Kedua, menyusun target ekonomi yang realistis. Koreksi terhadap target pertumbuhan 8% pada 2029 menjadi penting agar tidak terjadi misalokasi sumber daya dan kredibilitas pemerintah tetap terjaga.
Ketiga, memperbaiki desain dan eksekusi program unggulan, termasuk MBG, KDMP, Tiga Juta Rumah, dan Sekolah Rakyat, agar selaras dengan kebutuhan rakyat sekaligus kemampuan fiskal pemerintah.

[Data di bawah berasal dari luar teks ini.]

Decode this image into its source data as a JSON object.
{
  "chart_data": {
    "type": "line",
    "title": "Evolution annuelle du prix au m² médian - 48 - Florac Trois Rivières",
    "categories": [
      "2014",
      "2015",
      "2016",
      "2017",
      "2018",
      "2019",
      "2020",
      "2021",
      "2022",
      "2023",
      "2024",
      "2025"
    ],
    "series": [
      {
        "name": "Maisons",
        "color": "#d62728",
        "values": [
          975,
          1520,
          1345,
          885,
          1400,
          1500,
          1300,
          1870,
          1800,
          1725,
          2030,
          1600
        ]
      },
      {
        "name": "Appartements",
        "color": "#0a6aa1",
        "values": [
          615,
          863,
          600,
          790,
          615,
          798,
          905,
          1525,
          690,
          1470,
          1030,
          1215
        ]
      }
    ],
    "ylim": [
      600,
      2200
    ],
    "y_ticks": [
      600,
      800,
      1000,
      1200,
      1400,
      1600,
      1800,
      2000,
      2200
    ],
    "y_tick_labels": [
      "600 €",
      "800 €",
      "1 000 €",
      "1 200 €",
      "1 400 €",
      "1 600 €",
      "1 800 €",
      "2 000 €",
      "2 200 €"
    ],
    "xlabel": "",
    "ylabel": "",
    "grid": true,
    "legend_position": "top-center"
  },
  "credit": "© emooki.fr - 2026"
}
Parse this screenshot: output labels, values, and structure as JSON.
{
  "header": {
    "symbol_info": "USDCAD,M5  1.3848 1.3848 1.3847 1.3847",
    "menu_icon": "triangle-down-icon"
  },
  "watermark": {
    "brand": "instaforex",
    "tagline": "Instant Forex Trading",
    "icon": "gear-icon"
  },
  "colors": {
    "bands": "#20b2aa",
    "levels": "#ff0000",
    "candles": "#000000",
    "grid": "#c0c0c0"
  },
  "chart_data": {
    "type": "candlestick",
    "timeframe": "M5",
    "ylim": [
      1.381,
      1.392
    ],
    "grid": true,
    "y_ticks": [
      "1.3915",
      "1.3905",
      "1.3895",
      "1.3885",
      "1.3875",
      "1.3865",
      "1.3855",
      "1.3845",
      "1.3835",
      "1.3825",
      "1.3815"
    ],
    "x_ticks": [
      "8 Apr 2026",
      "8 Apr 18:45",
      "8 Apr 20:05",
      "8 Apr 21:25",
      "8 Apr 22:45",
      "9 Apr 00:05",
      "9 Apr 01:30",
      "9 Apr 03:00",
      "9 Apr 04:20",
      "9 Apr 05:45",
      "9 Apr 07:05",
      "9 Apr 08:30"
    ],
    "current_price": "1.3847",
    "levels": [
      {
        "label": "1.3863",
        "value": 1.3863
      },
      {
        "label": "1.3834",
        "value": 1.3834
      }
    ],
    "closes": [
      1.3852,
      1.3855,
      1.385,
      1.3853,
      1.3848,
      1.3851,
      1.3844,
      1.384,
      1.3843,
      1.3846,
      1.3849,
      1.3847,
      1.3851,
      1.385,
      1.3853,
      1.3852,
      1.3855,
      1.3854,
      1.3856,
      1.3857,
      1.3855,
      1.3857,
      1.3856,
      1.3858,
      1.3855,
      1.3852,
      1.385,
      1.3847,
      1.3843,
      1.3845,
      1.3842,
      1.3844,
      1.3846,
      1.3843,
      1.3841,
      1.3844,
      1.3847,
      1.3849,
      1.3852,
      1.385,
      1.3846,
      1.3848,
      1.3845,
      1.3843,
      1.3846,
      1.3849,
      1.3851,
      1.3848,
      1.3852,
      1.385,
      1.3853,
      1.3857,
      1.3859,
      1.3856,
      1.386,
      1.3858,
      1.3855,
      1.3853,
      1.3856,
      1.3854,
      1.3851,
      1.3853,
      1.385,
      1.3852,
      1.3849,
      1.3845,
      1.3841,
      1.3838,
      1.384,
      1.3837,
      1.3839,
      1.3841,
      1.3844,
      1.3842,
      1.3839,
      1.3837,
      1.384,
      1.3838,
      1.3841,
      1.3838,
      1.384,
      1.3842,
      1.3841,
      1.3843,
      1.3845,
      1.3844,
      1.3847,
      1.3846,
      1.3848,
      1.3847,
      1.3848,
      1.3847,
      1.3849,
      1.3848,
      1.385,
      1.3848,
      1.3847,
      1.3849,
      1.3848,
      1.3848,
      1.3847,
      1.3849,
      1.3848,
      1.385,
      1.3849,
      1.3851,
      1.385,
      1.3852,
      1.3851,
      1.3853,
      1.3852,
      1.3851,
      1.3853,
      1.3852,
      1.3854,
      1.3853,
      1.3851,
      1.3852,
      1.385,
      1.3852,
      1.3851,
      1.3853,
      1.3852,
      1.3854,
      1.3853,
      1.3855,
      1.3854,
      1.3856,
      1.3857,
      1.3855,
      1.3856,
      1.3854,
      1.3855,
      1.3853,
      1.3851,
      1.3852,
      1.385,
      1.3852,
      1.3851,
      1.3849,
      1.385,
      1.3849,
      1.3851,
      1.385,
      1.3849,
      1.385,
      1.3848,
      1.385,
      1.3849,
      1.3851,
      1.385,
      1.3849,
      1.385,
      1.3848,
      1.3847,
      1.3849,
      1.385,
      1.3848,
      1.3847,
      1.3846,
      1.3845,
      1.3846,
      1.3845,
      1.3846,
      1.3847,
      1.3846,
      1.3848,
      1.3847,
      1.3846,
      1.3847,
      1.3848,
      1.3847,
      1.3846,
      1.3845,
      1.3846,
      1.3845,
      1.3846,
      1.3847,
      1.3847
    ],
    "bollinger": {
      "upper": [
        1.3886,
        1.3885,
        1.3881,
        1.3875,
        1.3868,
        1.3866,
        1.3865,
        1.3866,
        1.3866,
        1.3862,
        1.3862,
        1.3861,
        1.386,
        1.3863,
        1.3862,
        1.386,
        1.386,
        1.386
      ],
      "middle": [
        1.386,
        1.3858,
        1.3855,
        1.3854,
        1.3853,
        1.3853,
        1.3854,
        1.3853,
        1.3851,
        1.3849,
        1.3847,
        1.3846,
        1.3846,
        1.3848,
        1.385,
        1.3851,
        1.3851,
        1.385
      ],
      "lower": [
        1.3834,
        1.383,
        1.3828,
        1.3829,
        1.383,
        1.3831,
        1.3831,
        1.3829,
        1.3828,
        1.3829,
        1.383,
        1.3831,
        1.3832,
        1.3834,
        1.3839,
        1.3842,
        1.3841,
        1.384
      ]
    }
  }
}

Keempat, merombak kabinet. Banyak posisi masih ditempati oleh mereka yang tidak mampu memikul mandat besar. Membangkucadangkan pejabat yang berkinerja buruk dan memberi ruang bagi figur yang kompeten akan menjadi alunan musik merdu ditelinga rakyat.
Kelima, lebih banyak mendengar suara rakyat, baik melalui tatap muka maupun media yang kredibel. Presiden perlu mengurangi ketergantungan kepada juru-hubung yang kerap menyaring informasi, menciptakan distorsi dan menjauhkan pemimpin dari realitas sebenarnya.
Jika resolusi ini dijalankan dengan sungguh-sungguh, 2026 berpotensi menjadi tahun harapan. Dan pada akhirnya, rakyat mungkin tetap akan memviralkan stiker “Enak Jamanku To”—tetapi kali ini dengan wajah Prabowo, bukan sosok yang lain. Insya Allah.
Catatan Redaksi:
Katadata.co.id menerima tulisan opini dari akademisi, pekerja profesional, pengamat, ahli/pakar, tokoh masyarakat, dan pekerja pemerintah. Kriteria tulisan adalah maksimum 1.000 kata dan tidak sedang dikirim atau sudah tayang di media lain. Kirim tulisan ke opini@katadata.co.id disertai dengan CV ringkas dan foto diri.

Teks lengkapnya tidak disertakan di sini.